An MIP is a certificate showing how much you can borrow on your mortgage.

You can take it to property viewings, and use it to show sellers that:

  • you’ve done your homework
  • you’re serious about buying
  • and you can afford to buy

It’s also a good way to reassure yourself, too. Your MIP will give you a sense of whether you can afford to borrow the amount you were hoping for. It’s a rough estimate, and not necessarily a guarantee, but it’s a good first step.

An MIP is different from an agreement in principle (AIP) – here’s more about that.

What’s the difference between a mortgage in principle (MIP) and an agreement in principle (AIP)?

Lenders and brokers sometimes say “mortgage in principle” and “agreement in principle” like they’re the same thing. Spoiler alert: they’re not.

Both an MIP and AIP are certificates showing what you can borrow. But they happen at different stages and help you in different ways.

Mortgage in principle (MIP)

You usually get an MIP before you’ve found a property, to help you in your search. You can get an MIP from a broker, lender, or even an estate agent’s own broker.

An MIP is the most basic check of what you can realistically borrow. To get one, you need just a few details about your income and deposit. There’s no credit check, and you don’t need to submit any documents to anyone.

An MIP shows sellers that you’re likely to be approved for a mortgage, so it could help you stand out from other buyers when you’re making an offer.

Agreement in principle (AIP)

Usually, you only get an AIP once you’ve found a property you want to buy. You’ll get your AIP from a lender, though a broker can get this on your behalf.

An AIP is a statement from a lender saying they’re happy to lend you a specified amount of money to buy a specific property. You can think of it like the first part of your proper mortgage application.
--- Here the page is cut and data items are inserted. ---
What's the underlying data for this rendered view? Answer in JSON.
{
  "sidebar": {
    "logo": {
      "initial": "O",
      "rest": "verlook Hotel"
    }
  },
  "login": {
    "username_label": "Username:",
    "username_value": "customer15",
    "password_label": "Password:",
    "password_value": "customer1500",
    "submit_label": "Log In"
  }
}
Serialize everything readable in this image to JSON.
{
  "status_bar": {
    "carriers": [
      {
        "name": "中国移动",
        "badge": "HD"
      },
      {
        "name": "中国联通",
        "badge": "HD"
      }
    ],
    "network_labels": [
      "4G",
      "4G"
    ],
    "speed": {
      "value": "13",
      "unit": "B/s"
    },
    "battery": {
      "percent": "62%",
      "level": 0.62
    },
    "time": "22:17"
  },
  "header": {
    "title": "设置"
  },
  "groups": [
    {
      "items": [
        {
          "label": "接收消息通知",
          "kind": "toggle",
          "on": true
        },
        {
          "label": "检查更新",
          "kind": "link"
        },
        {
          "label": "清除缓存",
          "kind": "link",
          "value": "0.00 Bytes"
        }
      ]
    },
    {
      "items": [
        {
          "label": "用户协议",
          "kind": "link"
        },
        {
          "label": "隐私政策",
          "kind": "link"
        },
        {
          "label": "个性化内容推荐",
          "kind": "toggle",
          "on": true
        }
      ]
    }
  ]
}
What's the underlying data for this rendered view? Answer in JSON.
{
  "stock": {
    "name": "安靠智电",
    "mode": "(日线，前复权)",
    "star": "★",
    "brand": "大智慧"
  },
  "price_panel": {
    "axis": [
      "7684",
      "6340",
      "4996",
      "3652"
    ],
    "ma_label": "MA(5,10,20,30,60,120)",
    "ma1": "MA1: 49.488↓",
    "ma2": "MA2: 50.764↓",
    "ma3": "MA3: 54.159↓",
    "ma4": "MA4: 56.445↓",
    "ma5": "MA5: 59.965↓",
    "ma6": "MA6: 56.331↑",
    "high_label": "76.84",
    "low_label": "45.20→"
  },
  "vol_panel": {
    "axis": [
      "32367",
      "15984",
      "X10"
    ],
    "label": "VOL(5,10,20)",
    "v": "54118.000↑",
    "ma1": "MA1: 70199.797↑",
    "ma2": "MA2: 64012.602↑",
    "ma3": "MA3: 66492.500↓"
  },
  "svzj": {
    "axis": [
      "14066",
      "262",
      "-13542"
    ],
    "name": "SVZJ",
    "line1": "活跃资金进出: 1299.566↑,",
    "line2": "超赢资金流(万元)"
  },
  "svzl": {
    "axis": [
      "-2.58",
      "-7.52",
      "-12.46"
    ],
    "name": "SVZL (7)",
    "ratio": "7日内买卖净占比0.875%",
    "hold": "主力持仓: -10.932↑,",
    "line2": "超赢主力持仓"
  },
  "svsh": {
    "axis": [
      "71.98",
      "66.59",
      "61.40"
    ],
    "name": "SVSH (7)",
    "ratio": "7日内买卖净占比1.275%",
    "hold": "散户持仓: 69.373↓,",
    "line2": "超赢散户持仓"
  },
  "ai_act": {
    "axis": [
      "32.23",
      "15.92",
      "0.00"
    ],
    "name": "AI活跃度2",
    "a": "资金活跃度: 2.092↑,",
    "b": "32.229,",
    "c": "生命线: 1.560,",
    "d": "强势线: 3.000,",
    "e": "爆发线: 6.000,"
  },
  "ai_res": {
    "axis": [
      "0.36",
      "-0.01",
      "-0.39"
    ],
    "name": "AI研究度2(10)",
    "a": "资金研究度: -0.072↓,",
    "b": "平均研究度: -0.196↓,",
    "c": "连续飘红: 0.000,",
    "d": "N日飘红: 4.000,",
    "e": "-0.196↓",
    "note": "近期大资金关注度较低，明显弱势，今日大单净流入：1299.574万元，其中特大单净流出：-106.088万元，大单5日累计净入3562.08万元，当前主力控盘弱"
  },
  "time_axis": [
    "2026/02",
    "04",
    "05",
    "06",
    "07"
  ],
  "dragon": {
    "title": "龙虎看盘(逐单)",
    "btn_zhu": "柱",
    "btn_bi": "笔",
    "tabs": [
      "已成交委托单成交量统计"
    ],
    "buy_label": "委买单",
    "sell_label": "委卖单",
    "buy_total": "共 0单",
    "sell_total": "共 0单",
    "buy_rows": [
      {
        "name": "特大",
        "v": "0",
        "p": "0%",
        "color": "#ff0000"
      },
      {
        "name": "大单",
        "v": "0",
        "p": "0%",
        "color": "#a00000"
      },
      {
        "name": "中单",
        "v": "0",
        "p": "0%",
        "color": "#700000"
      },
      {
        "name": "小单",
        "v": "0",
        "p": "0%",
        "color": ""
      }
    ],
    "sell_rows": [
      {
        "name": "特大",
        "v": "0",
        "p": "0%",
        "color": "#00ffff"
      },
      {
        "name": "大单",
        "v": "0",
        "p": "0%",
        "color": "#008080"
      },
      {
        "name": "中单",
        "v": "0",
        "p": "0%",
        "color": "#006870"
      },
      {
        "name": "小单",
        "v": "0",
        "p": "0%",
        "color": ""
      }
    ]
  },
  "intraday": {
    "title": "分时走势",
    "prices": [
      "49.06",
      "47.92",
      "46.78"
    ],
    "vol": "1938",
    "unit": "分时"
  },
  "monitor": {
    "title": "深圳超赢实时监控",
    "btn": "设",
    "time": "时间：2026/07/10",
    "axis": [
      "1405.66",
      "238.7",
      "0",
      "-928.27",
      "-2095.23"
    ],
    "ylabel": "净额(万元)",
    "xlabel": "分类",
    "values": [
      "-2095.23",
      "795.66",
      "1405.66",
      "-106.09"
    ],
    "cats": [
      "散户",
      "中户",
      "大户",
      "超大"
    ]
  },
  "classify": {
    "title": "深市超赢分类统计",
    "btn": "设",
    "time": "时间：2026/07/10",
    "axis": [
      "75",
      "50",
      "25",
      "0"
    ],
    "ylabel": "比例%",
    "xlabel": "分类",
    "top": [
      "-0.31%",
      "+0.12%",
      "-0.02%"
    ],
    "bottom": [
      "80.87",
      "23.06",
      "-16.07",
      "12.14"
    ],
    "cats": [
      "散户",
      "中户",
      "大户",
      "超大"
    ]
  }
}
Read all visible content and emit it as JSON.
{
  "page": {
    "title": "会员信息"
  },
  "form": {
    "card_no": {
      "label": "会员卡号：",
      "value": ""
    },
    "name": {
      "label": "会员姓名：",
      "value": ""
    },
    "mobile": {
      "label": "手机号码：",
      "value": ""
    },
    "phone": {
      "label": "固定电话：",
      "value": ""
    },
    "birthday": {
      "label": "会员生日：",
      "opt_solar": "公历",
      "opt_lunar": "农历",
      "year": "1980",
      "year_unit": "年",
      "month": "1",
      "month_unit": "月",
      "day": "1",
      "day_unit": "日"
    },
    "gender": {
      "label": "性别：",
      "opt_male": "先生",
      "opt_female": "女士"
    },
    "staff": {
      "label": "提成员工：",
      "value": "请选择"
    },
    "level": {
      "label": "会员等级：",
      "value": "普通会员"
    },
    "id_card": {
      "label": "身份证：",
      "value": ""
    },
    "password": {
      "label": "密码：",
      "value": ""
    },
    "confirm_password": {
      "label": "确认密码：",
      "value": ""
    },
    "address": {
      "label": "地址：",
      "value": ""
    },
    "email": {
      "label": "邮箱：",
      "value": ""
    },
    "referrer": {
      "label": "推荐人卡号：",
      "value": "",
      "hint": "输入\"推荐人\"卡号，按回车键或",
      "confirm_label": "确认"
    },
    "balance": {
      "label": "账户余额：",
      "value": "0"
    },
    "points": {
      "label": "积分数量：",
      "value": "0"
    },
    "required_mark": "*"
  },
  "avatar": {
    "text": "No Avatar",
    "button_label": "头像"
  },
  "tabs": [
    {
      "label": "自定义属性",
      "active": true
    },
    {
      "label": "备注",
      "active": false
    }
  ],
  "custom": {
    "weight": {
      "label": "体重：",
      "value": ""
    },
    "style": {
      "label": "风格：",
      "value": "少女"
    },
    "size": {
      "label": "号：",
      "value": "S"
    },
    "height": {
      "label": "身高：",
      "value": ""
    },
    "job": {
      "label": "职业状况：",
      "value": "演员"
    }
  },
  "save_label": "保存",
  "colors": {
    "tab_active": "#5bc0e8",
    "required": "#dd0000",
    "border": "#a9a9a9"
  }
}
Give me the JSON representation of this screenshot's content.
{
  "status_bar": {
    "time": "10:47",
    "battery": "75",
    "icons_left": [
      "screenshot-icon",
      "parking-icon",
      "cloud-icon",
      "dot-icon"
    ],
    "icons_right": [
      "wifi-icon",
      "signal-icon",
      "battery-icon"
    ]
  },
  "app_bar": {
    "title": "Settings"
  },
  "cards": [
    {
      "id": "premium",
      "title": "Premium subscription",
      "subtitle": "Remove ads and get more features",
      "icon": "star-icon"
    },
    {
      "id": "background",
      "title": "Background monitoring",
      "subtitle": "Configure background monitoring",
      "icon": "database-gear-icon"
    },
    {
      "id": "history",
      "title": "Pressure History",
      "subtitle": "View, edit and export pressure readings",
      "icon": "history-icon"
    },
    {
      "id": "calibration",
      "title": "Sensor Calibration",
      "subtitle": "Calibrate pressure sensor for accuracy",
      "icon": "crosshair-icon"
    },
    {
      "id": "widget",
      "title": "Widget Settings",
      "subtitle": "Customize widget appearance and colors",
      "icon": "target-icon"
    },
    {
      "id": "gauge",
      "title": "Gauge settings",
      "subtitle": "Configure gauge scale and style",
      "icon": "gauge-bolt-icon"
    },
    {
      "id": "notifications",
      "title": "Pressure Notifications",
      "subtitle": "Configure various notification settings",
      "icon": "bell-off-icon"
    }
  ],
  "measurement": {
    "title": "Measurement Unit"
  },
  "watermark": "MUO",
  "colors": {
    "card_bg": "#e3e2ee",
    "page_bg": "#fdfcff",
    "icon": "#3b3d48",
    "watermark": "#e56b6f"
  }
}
Read about:   Home Equity Line of Credit

To get an AIP, you need to answer more questions, send your lender documents, and do a credit check. But the result is a more accurate estimate of what you can borrow, and more certainty that you’ll be approved for a mortgage.

MIP and AIP compared
Mortgage in principle Agreement in principle
When you get it Before you find a property Once you’ve found a property
Where you get it from Lender, broker, online calculator Lender (though a broker can get one for you)
Info you need to give A few details about your income and deposit More details needed about your finances, job, spending
Credit check needed? No Yes – a soft credit check
Documents needed? No Yes
Accurate estimate of what you can borrow? Basic check Accurate estimate
What’s the step after this? An AIP or full mortgage application Full mortgage application

They’re not a promise

Neither an MIP or AIP are a contract. Neither one guarantees you’ll get a mortgage. You’ll still need to go through the full mortgage application process – a far more detailed check of your finances – and you might still be rejected. Not the most cheery thing, we know, but it’s good to be prepared.

They’re not compulsory

You don’t have to get an MIP or AIP. If you find a property you like, you could in theory go straight to a full mortgage application.

The only thing is, you’d need to be extremely confident about what you can afford, because your mortgage application will include a hard credit check.

What an MIP or AIP do is give you a little more certainty before you dive into a full mortgage application. Any glaring problems with your finances, they’ll show up early.

Do I need a credit check to get an MIP?

Nope. There’s no credit check needed for a mortgage in principle.

Later on, when it’s time to actually apply for a mortgage, you might have to do a credit check. But you’ll need to give your express consent before that can happen, so it will never be a surprise.

Credit checks: the difference between an MIP and an AIP

Mortgage in principle – no credit check

You’ll have to give a few details about your income, savings, and deposit amount. Then your lender or broker will automatically calculate an estimate of the mortgage you could get. They might ask you about your credit commitments, but they don’t investigate your personal credit history at MIP stage.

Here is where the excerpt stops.